Töpfer lobt Störfall-Vertuschung

Brisanz des Biblis-Störfalls von Aufsichtsgremien lange unterschätzt / Töpfer sah keinen Anlaß, die Öffentlichkeit zu unterrichten / Bonner Opposition und Atom-Gegner werfen Bonner Behörden und Aufsichtsgremien bewußte Vertuschung vor  ■  Aus Bonn Charlotte Wiedemann

Bundesumweltminister Töpfer deckt die Geheimhaltung des schweren Störfalls in Biblis. Der Vorgang sei „nichts Außergewöhnliches“, sondern im Rahmen der „Gepflogenheiten“ bei „vergleichbaren Fällen“ abgewickelt worden, sagte er gestern in einer eilig einberufenen Pressekonferenz zu den Enthüllungen über den Störfall vom Dezember 1987. Die Bonner Oppositionsparteien, Bürgerinititativen und das Darmstädter Öko-Institut sprachen dagegen von der bewußten Vertuschung eines schwerwiegenden Unfalls. Dazu, was im Dezember 1987 tatsächlich passierte, tat sich gestern in Bonn eine Fülle von Ungereimtheiten auf, die in ihrer Summe wiederum erhellend sind: Der Störfall wurde vom Biblis-Betreiber nach eigenem Ermessen zunächst in die unterste Kategorie von Störfallen - „N“ - eingestuft und so dem Hessischen Umweltministerium gemeldet.

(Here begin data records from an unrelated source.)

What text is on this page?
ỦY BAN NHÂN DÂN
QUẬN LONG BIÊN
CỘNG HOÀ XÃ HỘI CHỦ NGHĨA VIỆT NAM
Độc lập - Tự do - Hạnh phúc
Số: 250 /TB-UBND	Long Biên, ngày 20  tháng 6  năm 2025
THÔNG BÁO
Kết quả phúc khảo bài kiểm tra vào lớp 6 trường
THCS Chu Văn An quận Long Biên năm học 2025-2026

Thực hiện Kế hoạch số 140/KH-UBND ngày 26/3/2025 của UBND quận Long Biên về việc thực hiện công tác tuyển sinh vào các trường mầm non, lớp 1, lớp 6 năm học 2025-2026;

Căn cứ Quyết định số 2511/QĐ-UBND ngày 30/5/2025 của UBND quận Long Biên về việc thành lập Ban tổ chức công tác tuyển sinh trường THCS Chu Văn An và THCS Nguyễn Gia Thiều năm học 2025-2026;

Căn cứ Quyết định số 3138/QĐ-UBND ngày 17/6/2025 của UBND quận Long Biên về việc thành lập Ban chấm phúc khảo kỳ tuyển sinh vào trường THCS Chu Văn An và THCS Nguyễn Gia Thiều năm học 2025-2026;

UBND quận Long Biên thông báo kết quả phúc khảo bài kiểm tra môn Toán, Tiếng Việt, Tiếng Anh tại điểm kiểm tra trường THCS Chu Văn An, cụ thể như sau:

Erst bei der „routinemäßigen Überprüfung“ der Vorkommnismeldungen („N„-Störfälle gibt es rund 400 pro Jahr) sei bei der Hessischen Aufsichtsbehörde und der Störfallmeldestelle des Bundes „der Verdacht“ entstanden, daß es sich doch um ein Ereignis von größerer Bedeutung gehandelt habe, nämlich um „ein potentiell sicherheitsrelevantes“ Ereignis, wie die Reaktorsicherheitskommission (RSK) es heute nennt. In den Beratungen der Fachgremien, wozu auch der Bund-Länder -Arbeitskreis „Aufsicht Reaktorbetrieb“ gehörte, wanderte der Störfall zwischen Mai und September dieses Jahres schließlich in die Kategorie „E“: „Eilt“. Für eine Unterrichtung der Öffentlichkeit sah man allerdings auch zu diesem Zeitpunkt keinen Anlaß. Trotzdem könne von Geheimhaltung keine Rede sein, so Töpfer, denn sämtliche Fachgremien, Betreiber und Sachverständige seien „breit“ unterrichtet worden.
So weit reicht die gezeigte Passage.